12.4 Sequential Circuits
All of the circuits discussed up to this point have been combinational circuits whose outputs depended solely on their inputs. Such circuits do not incorporate feedback and have no “memory” of their previous state. In order to construct a general-purpose computer, circuits capable of “remembering” instructions, data, and the results of computations are needed.
It is possible to design circuits that exhibit “memory” by incorporating feedback – in the sense that the outputs of a circuit can be made to depend not only on the circuit’s current inputs, but also on its past outputs as well. Such circuits are termed “sequential circuits”, since their output may be viewed as a function of a sequence of past inputs. Basically, sequential circuits have memory because one or more of their outputs are “fed back” to serve as input. So, the sequential circuit’s next output will, in a sense, be a function of its present inputs and its previous outputs.

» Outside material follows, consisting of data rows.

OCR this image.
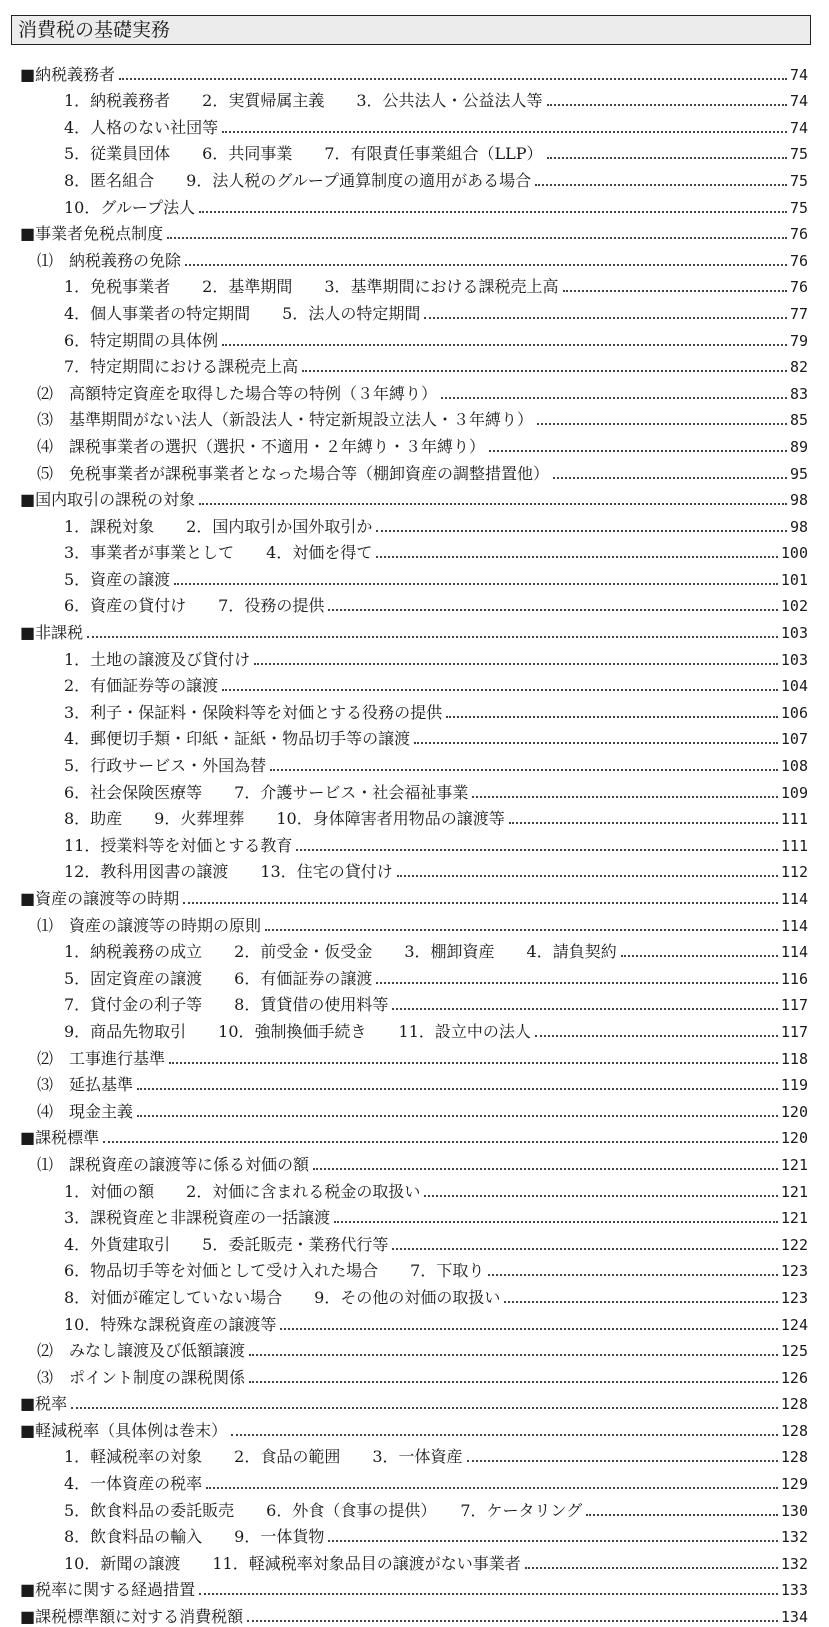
消費税の基礎実務
■納税義務者	74
1．納税義務者　　2．実質帰属主義　　3．公共法人・公益法人等	74
4．人格のない社団等	74
5．従業員団体　　6．共同事業　　7．有限責任事業組合（LLP）	75
8．匿名組合　　9．法人税のグループ通算制度の適用がある場合	75
10．グループ法人	75
■事業者免税点制度	76
⑴　納税義務の免除	76
1．免税事業者　　2．基準期間　　3．基準期間における課税売上高	76
4．個人事業者の特定期間　　5．法人の特定期間	77
6．特定期間の具体例	79
7．特定期間における課税売上高	82
⑵　高額特定資産を取得した場合等の特例（３年縛り）	83
⑶　基準期間がない法人（新設法人・特定新規設立法人・３年縛り）	85
⑷　課税事業者の選択（選択・不適用・２年縛り・３年縛り）	89
⑸　免税事業者が課税事業者となった場合等（棚卸資産の調整措置他）	95
■国内取引の課税の対象	98
1．課税対象　　2．国内取引か国外取引か	98
3．事業者が事業として　　4．対価を得て	100
5．資産の譲渡	101
6．資産の貸付け　　7．役務の提供	102
■非課税	103
1．土地の譲渡及び貸付け	103
2．有価証券等の譲渡	104
3．利子・保証料・保険料等を対価とする役務の提供	106
4．郵便切手類・印紙・証紙・物品切手等の譲渡	107
5．行政サービス・外国為替	108
6．社会保険医療等　　7．介護サービス・社会福祉事業	109
8．助産　　9．火葬埋葬　　10．身体障害者用物品の譲渡等	111
11．授業料等を対価とする教育	111
12．教科用図書の譲渡　　13．住宅の貸付け	112
■資産の譲渡等の時期	114
⑴　資産の譲渡等の時期の原則	114
1．納税義務の成立　　2．前受金・仮受金　　3．棚卸資産　　4．請負契約	114
5．固定資産の譲渡　　6．有価証券の譲渡	116
7．貸付金の利子等　　8．賃貸借の使用料等	117
9．商品先物取引　　10．強制換価手続き　　11．設立中の法人	117
⑵　工事進行基準	118
⑶　延払基準	119
⑷　現金主義	120
■課税標準	120
⑴　課税資産の譲渡等に係る対価の額	121
1．対価の額　　2．対価に含まれる税金の取扱い	121
3．課税資産と非課税資産の一括譲渡	121
4．外貨建取引　　5．委託販売・業務代行等	122
6．物品切手等を対価として受け入れた場合　　7．下取り	123
8．対価が確定していない場合　　9．その他の対価の取扱い	123
10．特殊な課税資産の譲渡等	124
⑵　みなし譲渡及び低額譲渡	125
⑶　ポイント制度の課税関係	126
■税率	128
■軽減税率（具体例は巻末）	128
1．軽減税率の対象　　2．食品の範囲　　3．一体資産	128
4．一体資産の税率	129
5．飲食料品の委託販売　　6．外食（食事の提供）　　7．ケータリング	130
8．飲食料品の輸入　　9．一体貨物	132
10．新聞の譲渡　　11．軽減税率対象品目の譲渡がない事業者	132
■税率に関する経過措置	133
■課税標準額に対する消費税額	134
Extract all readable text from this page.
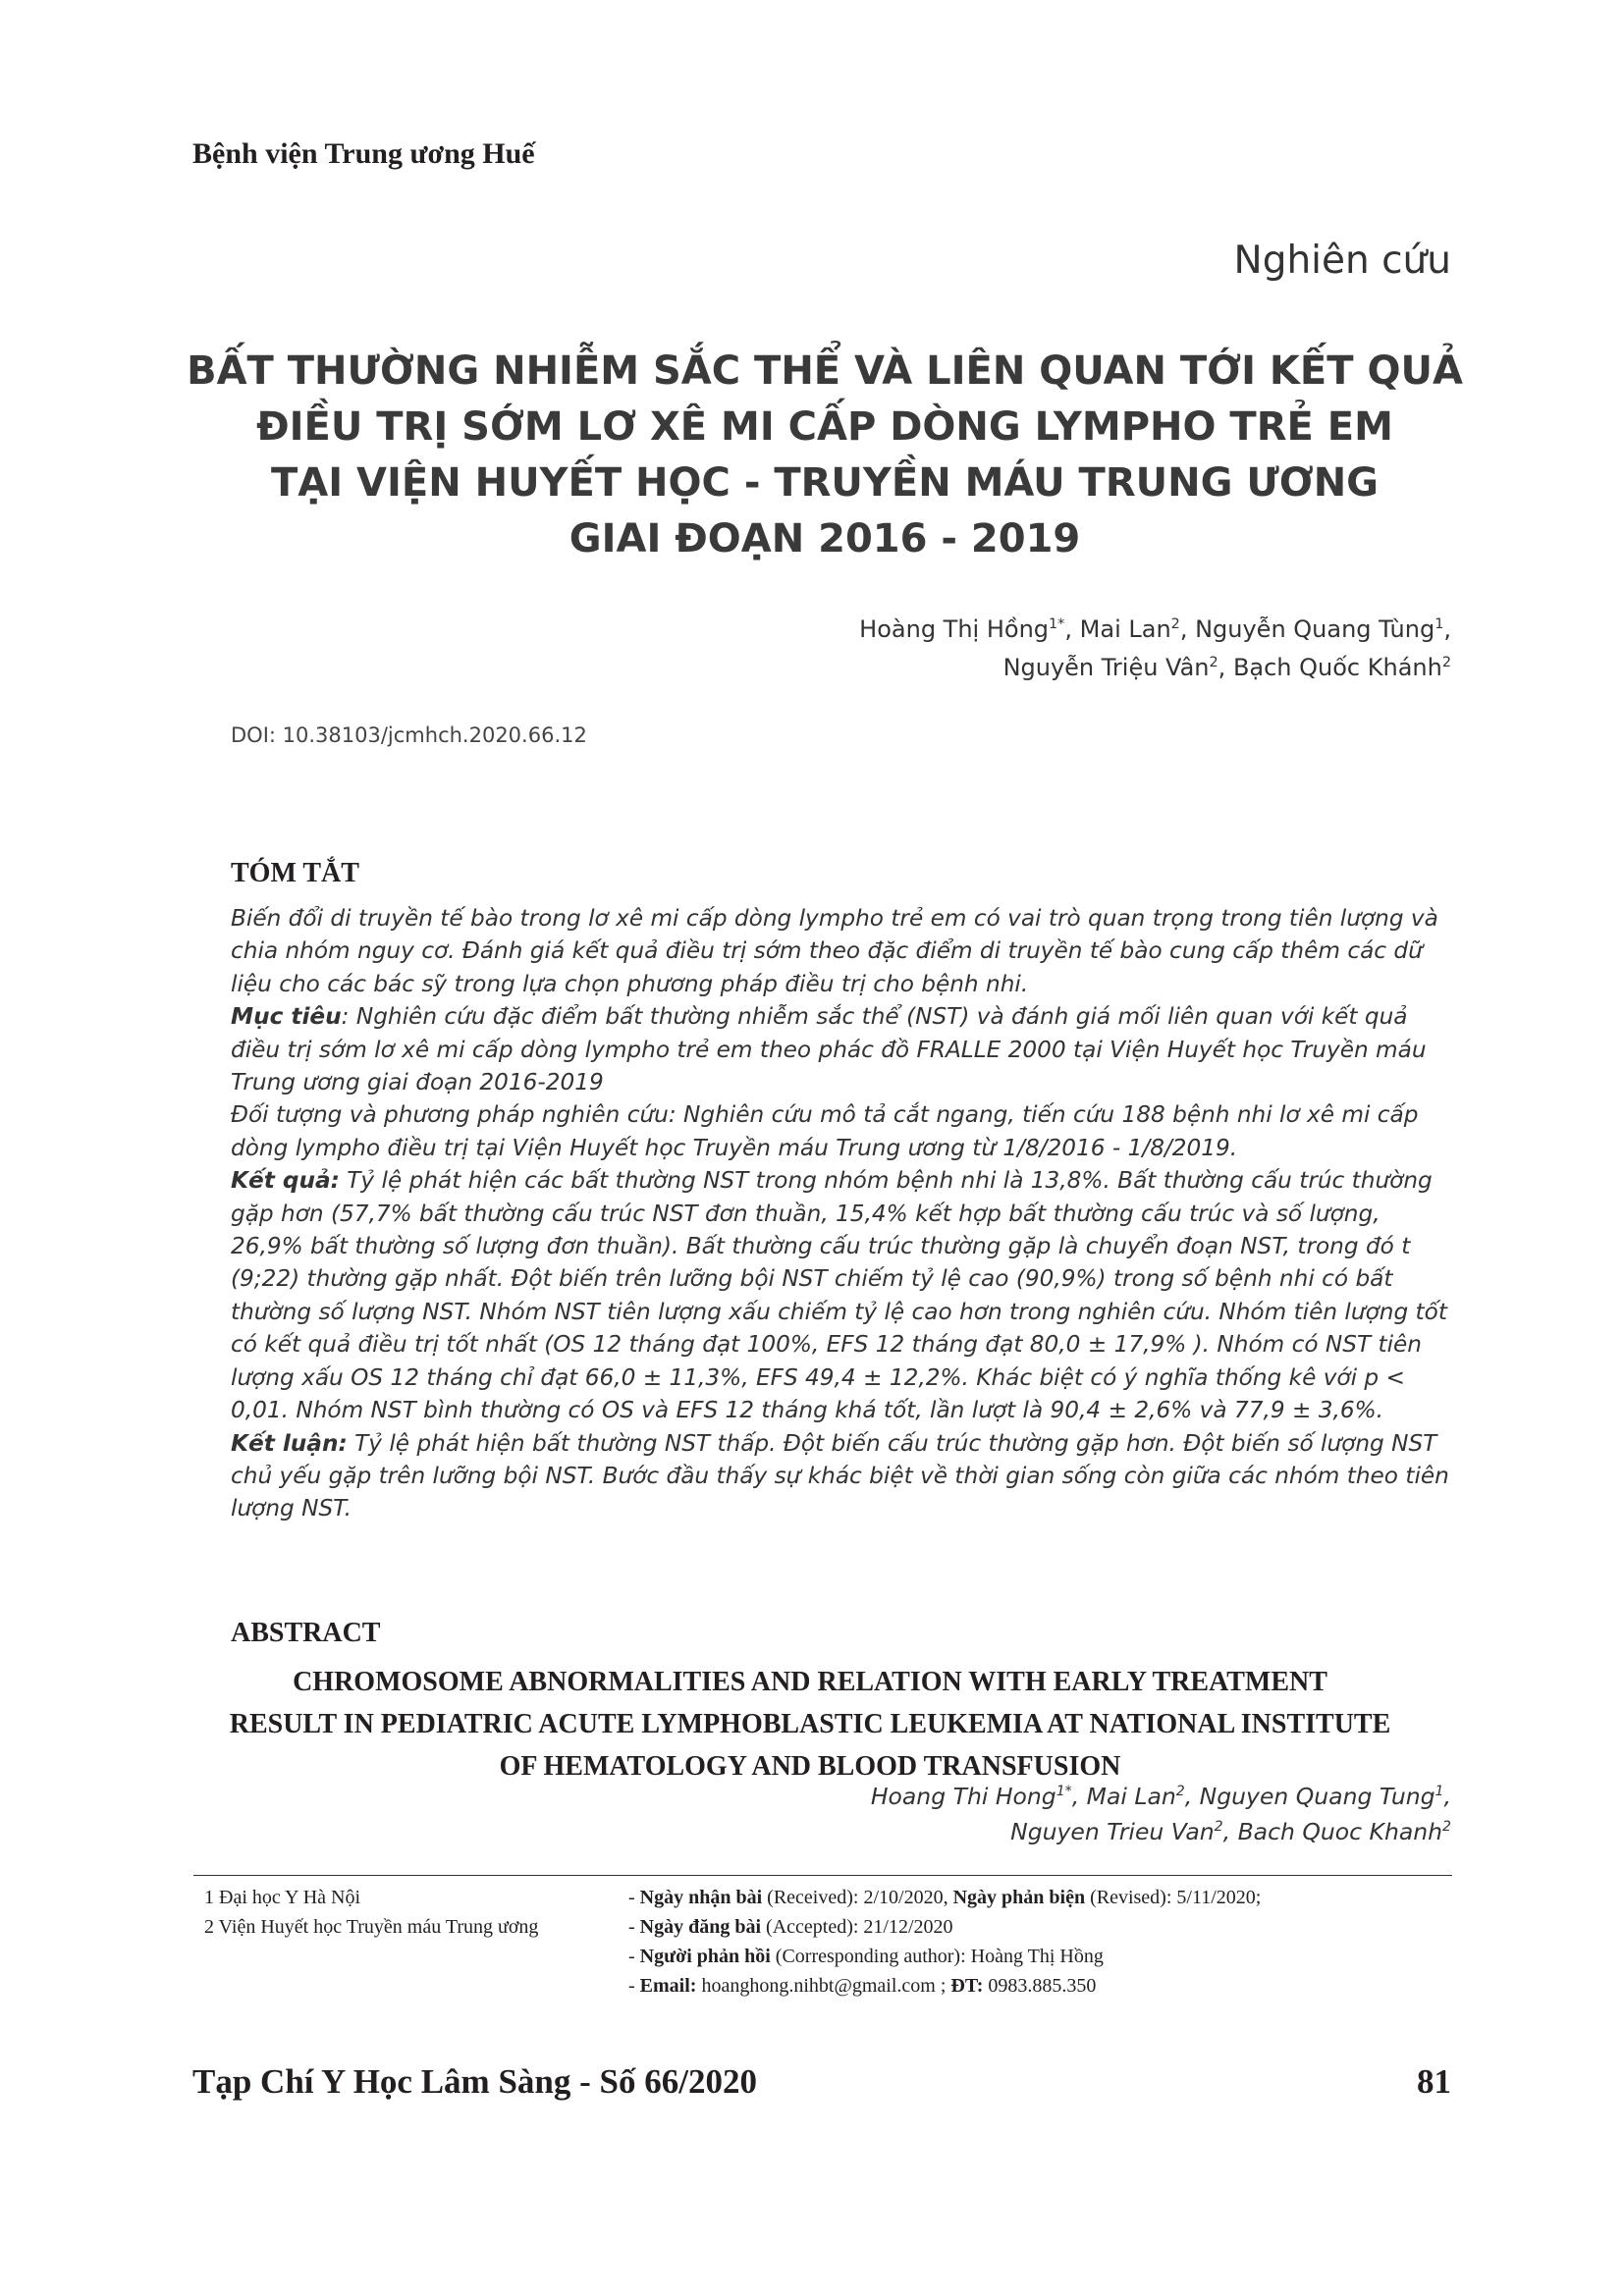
Bệnh viện Trung ương Huế
Nghiên cứu
BẤT THƯỜNG NHIỄM SẮC THỂ VÀ LIÊN QUAN TỚI KẾT QUẢ
ĐIỀU TRỊ SỚM LƠ XÊ MI CẤP DÒNG LYMPHO TRẺ EM
TẠI VIỆN HUYẾT HỌC - TRUYỀN MÁU TRUNG ƯƠNG
GIAI ĐOẠN 2016 - 2019
Hoàng Thị Hồng$^{1*}$, Mai Lan$^2$, Nguyễn Quang Tùng$^1$,
Nguyễn Triệu Vân$^2$, Bạch Quốc Khánh$^2$
DOI: 10.38103/jcmhch.2020.66.12
TÓM TẮT

Biến đổi di truyền tế bào trong lơ xê mi cấp dòng lympho trẻ em có vai trò quan trọng trong tiên lượng và chia nhóm nguy cơ. Đánh giá kết quả điều trị sớm theo đặc điểm di truyền tế bào cung cấp thêm các dữ liệu cho các bác sỹ trong lựa chọn phương pháp điều trị cho bệnh nhi.

Mục tiêu: Nghiên cứu đặc điểm bất thường nhiễm sắc thể (NST) và đánh giá mối liên quan với kết quả điều trị sớm lơ xê mi cấp dòng lympho trẻ em theo phác đồ FRALLE 2000 tại Viện Huyết học Truyền máu Trung ương giai đoạn 2016-2019

Đối tượng và phương pháp nghiên cứu: Nghiên cứu mô tả cắt ngang, tiến cứu 188 bệnh nhi lơ xê mi cấp dòng lympho điều trị tại Viện Huyết học Truyền máu Trung ương từ 1/8/2016 - 1/8/2019.

Kết quả: Tỷ lệ phát hiện các bất thường NST trong nhóm bệnh nhi là 13,8%. Bất thường cấu trúc thường gặp hơn (57,7% bất thường cấu trúc NST đơn thuần, 15,4% kết hợp bất thường cấu trúc và số lượng, 26,9% bất thường số lượng đơn thuần). Bất thường cấu trúc thường gặp là chuyển đoạn NST, trong đó t (9;22) thường gặp nhất. Đột biến trên lưỡng bội NST chiếm tỷ lệ cao (90,9%) trong số bệnh nhi có bất thường số lượng NST. Nhóm NST tiên lượng xấu chiếm tỷ lệ cao hơn trong nghiên cứu. Nhóm tiên lượng tốt có kết quả điều trị tốt nhất (OS 12 tháng đạt 100%, EFS 12 tháng đạt 80,0 ± 17,9% ). Nhóm có NST tiên lượng xấu OS 12 tháng chỉ đạt 66,0 ± 11,3%, EFS 49,4 ± 12,2%. Khác biệt có ý nghĩa thống kê với p < 0,01. Nhóm NST bình thường có OS và EFS 12 tháng khá tốt, lần lượt là 90,4 ± 2,6% và 77,9 ± 3,6%.

Kết luận: Tỷ lệ phát hiện bất thường NST thấp. Đột biến cấu trúc thường gặp hơn. Đột biến số lượng NST chủ yếu gặp trên lưỡng bội NST. Bước đầu thấy sự khác biệt về thời gian sống còn giữa các nhóm theo tiên lượng NST.

ABSTRACT
CHROMOSOME ABNORMALITIES AND RELATION WITH EARLY TREATMENT
RESULT IN PEDIATRIC ACUTE LYMPHOBLASTIC LEUKEMIA AT NATIONAL INSTITUTE
OF HEMATOLOGY AND BLOOD TRANSFUSION
Hoang Thi Hong$^{1*}$, Mai Lan$^2$, Nguyen Quang Tung$^1$,
Nguyen Trieu Van$^2$, Bach Quoc Khanh$^2$
1 Đại học Y Hà Nội
2 Viện Huyết học Truyền máu Trung ương
- Ngày nhận bài (Received): 2/10/2020, Ngày phản biện (Revised): 5/11/2020;
- Ngày đăng bài (Accepted): 21/12/2020
- Người phản hồi (Corresponding author): Hoàng Thị Hồng
- Email: hoanghong.nihbt@gmail.com ; ĐT: 0983.885.350
Tạp Chí Y Học Lâm Sàng - Số 66/2020	81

We will limit our study of sequential circuits to one, very important, type of circuit: the flip-flop. The term “flip-flop” is a generic term applied to devices having two stable states. The primary function of a flip-flop is to store a binary digit, “0” or “1”. Therefore a flip-flop can be used to implement the most basic unit of memory, the bit. A flip-flop is implemented as a set of logic gates that make use of feedback to remain in one of two stable states, thereby “remembering” a binary digit. There are many different types of flip-flops: R-S, D, T, and J-K. We will look at only one type, the R-S flip-flop.